あの日あの時のあの味に、今の自分が救われる。

そんな素晴らしかったご飯の話をさせてください。

2019年の秋、私は韓国ソウル、広蔵市場なるところにいた。

日本では法規制が厳しく、ある日突然食べられなくなったレバ刺し。

そんな彼の面影を求め、ユッケ通りと呼ばれる場所をさまよっていたのだ。

一緒に旅行する友達とは現地集合だったので、私は前乗りしてひとりでぶらぶらすることにしていた。

おそらくここだろう、と目星を付け、海外独特の怪しいアーケード街の中に足を踏み入れると、驚いた。まるで千と千尋のような景色が広がっているではないか。

屋台に次ぐ屋台、そのカウンターでとてもうまそうな韓国総菜をビールと共に頬張る大人たち。

こりゃあとんでもないところに来ちまったぜ…胸を躍らせて向かうは生肉をメインに置いているユッケチャメチッ。
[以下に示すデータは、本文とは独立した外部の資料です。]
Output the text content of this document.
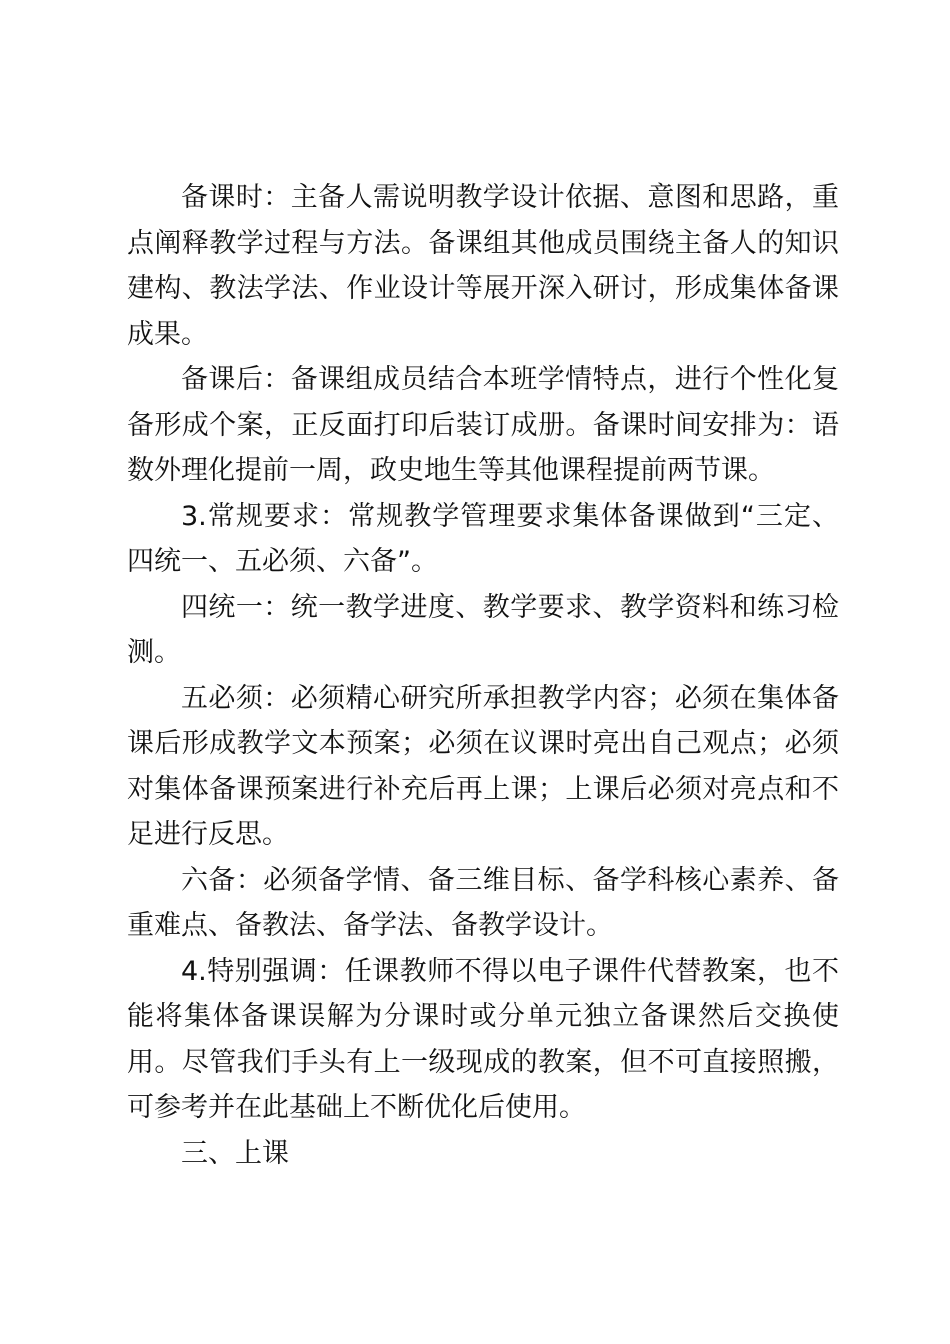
备课时：主备人需说明教学设计依据、意图和思路，重点阐释教学过程与方法。备课组其他成员围绕主备人的知识建构、教法学法、作业设计等展开深入研讨，形成集体备课成果。

备课后：备课组成员结合本班学情特点，进行个性化复备形成个案，正反面打印后装订成册。备课时间安排为：语数外理化提前一周，政史地生等其他课程提前两节课。

3.常规要求：常规教学管理要求集体备课做到“三定、四统一、五必须、六备”。

四统一：统一教学进度、教学要求、教学资料和练习检测。

五必须：必须精心研究所承担教学内容；必须在集体备课后形成教学文本预案；必须在议课时亮出自己观点；必须对集体备课预案进行补充后再上课；上课后必须对亮点和不足进行反思。

六备：必须备学情、备三维目标、备学科核心素养、备重难点、备教法、备学法、备教学设计。

4.特别强调：任课教师不得以电子课件代替教案，也不能将集体备课误解为分课时或分单元独立备课然后交换使用。尽管我们手头有上一级现成的教案，但不可直接照搬，可参考并在此基础上不断优化后使用。

三、上课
店の外に座って並んでいる皆さんにならい、並ぶこと30分弱。

こっちを見てる店員さん「%&')))##%)(&#"ニダ」

やっべえええええ、韓国語わからんんんん

私「オーーゥ、アイキャントスピークコリアーン…」

何かを察した店員さん、渡される英語のメニュー。

そのまま席へと案内され、日本では滅多にお目にかかることのできない生肉だらけのメニューに生肉欲が止まらない。。。。

何を頼むかは決まったものの、店員さん、声かけづらいよお...と悩んだ顔をして周りを見渡していたら、隣の席の韓国人夫婦の奥様が代わりに呼んでくださった。

私「カ、カムサハムニダ~!!!!」

待つこと10分ほど。

運ばれてきたのは、レバ刺しとセンマイのハーフ&ハーフ...

う、美しい。

一緒についてきたごま油と粗目の塩にさっとくぐらせ、ぶつ切りにされたレバーを口に運ぶ。

ささやかなプチっとはじける感覚の直後、新鮮なレバーのねっとりとしたうまみが口いっぱいにひろがる。

美味しい、これを求めて生きていたんだ私は...

ニコニコ食べる私を優しそうに見守る隣の席の奥さん。

なけなしの韓国語で感想を伝える私「マシッソヨ!」

韓国人マダムは嬉しそうに微笑んでくれた。

ビールとともに、生肉を流し込む。口福とはよく言ったものだ。

しかしながら、皿の上の肉がまったく減る気配がない。

なかなかない生肉摂取の機会だと調子に乗って何皿ものユッケを頼んだことが原因だ。

韓国は物価高くないはずなのにまあまあするな〜と思ったらそれもそのはず、普通にとても大盛りなのだ。(おそらく2-3人前)

そこで何を思ったか私は、先ほどの韓国人夫婦に話しかけてみた。「良かったら一緒に食べませんか」と。

今考えると海外旅行というのもあり、気が大きくなっていたからこそできたことだなと思う。

最初は少し戸惑いながらも、それではこちらも、と私の分までビールを頼んでくれ、一緒に食卓を囲むことになった。

お互い拙い英語で、少しずつ話し始めた。

私が日本から来た大学生であることを話すと、あちらも娘さんがいるらしく、「来年大学生になるんだ」と嬉しそうに写真を見せてくれた。

「ああ、そうか。さっきのは娘と同い年くらいの女の子が困ってる、と助けてくれたのかな」と腑に落ち、心がじんわりと温かくなった。

少し熱くなった胸を冷ますように、冷たいビールを流し込んだ。

その後にマッサージの予約があったので割と早々とその場を去ってしまったのだが、その時にもらった優しさはその後の韓国旅行にもとてつもない安心感を与えてくれた。

きっともうあの夫婦に会うことはないだろうけど、彼らの温かさが増してくれたユッケの美味しさを時折思い出しては噛み締める。

いつかまた食べられる日が来ますように。